The US Naval Postgraduate School adopted the same navy blue and old gold colors as the US Naval Academy. These traditional colors of the US Navy were carried over from the Academy when the Postgraduate School was founded in 1909. Like many colleges and universities using old gold in the late 1800s and early 1900s, the color would be redefined as a brighter shade of gold later in the 20th century.
The hood lining design of the US Naval Postgraduate School was not cited in academic hood lists published by the Intercollegiate Bureau of Academic Costume (IBAC) in 1927 or 1948, but a 1972 IBAC list described the college as having a hood lined dark blue with a “reversed” gold chevron. A reversed chevron is an inverted chevron with the point up.
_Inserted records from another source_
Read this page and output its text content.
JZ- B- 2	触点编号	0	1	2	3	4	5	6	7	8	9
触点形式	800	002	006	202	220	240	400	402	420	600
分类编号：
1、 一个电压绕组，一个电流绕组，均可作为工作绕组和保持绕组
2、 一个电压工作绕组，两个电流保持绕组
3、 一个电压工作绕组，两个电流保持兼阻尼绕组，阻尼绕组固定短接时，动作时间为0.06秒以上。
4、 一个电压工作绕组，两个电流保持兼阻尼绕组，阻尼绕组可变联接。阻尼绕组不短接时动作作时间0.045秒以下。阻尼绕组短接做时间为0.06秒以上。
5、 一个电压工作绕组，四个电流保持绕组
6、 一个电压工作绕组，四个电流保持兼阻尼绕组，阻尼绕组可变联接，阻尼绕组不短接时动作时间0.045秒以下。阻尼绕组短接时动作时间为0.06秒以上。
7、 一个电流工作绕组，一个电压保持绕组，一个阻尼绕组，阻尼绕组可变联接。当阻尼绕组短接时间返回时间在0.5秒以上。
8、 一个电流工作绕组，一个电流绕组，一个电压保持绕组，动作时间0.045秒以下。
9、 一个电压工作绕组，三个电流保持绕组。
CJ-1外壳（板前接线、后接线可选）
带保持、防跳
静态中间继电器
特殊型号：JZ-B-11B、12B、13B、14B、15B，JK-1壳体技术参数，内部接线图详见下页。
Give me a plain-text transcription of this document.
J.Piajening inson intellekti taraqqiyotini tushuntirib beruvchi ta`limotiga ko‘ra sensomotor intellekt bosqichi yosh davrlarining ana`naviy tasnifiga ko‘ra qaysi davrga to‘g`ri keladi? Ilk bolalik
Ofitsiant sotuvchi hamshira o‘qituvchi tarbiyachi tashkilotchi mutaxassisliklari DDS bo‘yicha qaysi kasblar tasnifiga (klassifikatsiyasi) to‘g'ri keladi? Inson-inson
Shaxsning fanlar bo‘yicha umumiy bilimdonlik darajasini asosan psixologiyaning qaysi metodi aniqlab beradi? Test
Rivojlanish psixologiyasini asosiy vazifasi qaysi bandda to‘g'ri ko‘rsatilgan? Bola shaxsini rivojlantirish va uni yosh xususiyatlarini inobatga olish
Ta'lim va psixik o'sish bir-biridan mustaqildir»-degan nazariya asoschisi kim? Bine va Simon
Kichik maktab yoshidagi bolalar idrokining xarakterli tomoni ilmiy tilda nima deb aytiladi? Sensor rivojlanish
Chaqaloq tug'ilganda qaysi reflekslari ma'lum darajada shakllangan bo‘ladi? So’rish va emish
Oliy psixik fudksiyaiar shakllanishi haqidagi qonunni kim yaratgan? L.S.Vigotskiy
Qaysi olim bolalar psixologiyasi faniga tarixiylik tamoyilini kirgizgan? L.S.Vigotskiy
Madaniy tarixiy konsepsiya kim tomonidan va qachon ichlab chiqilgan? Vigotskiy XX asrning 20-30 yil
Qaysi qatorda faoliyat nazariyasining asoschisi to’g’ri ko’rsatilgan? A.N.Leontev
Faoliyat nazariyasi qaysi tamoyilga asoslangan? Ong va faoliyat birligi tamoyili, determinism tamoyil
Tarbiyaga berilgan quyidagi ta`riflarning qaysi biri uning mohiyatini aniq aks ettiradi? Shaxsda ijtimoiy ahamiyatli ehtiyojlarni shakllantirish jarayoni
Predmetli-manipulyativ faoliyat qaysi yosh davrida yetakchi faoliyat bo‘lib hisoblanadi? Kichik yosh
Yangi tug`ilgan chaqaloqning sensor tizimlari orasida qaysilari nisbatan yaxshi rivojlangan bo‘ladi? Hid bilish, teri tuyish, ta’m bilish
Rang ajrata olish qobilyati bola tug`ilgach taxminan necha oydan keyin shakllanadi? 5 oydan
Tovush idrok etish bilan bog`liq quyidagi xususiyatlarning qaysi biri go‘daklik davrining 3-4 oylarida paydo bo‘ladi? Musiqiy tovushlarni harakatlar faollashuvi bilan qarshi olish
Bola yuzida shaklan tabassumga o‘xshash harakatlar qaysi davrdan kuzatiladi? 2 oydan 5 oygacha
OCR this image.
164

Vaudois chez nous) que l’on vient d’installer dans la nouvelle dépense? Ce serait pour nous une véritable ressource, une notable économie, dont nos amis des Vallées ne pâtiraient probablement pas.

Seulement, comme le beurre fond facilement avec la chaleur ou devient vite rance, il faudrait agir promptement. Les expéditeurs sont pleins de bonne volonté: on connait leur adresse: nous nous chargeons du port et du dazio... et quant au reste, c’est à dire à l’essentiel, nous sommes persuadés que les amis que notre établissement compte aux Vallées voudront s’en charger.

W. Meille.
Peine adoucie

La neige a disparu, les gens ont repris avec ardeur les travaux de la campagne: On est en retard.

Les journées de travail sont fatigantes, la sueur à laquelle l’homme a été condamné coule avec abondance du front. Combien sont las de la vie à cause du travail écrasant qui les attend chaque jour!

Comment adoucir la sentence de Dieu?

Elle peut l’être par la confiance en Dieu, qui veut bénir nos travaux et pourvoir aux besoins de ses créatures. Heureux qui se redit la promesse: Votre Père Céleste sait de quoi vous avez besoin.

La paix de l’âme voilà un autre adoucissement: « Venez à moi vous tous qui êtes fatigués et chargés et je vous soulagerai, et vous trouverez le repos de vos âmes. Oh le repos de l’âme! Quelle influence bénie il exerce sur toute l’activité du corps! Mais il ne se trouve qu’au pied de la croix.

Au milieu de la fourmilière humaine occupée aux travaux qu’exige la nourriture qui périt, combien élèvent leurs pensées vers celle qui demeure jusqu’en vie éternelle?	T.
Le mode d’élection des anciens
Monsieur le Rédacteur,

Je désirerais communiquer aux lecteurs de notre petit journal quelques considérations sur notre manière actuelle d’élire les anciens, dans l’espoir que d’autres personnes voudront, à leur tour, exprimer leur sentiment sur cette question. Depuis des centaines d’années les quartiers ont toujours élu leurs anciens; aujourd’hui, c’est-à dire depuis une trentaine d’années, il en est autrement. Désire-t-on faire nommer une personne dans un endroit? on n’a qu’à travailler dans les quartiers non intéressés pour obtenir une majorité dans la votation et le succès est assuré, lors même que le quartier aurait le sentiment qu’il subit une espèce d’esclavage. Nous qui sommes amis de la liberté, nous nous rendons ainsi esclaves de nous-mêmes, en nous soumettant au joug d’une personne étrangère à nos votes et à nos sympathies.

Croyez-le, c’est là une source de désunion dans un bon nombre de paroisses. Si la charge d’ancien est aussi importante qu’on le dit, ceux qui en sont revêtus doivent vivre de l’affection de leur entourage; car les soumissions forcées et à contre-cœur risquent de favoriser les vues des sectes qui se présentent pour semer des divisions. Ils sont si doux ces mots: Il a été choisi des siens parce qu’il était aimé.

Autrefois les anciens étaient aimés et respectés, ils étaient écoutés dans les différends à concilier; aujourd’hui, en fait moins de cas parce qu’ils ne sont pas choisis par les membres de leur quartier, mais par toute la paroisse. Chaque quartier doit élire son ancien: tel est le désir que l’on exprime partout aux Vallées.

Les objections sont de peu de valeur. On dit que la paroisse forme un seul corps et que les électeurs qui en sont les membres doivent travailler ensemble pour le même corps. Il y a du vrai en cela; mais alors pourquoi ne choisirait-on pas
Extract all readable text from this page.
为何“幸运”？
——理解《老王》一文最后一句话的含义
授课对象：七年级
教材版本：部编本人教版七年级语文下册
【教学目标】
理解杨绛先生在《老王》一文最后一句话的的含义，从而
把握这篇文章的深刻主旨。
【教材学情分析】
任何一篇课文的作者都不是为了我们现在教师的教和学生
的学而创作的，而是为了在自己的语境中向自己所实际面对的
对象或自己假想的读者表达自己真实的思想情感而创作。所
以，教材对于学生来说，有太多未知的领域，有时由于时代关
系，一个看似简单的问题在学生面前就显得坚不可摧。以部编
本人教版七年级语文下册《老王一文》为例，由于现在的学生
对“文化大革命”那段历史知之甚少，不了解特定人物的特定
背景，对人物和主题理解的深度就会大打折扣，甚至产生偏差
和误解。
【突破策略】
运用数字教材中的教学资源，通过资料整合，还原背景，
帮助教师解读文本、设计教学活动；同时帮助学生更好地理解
A list that had been compiled by Kevin Sheard in Academic Dress and Insignia of the World (1970) had also described the college’s hood lining the same way.
Both sources inaccurately describe the school’s old gold as “gold”, which unfortunately duplicates the dark blue and gold hood lining already assigned to Marquette University (Yale blue with a reversed gold chevron). So to resolve these problems, the US Naval Postgraduate School has been reassigned a new hood lining with the correct shade of gold and a “per pale” heraldic pattern that echoes the heraldry of the college’s coat of arms.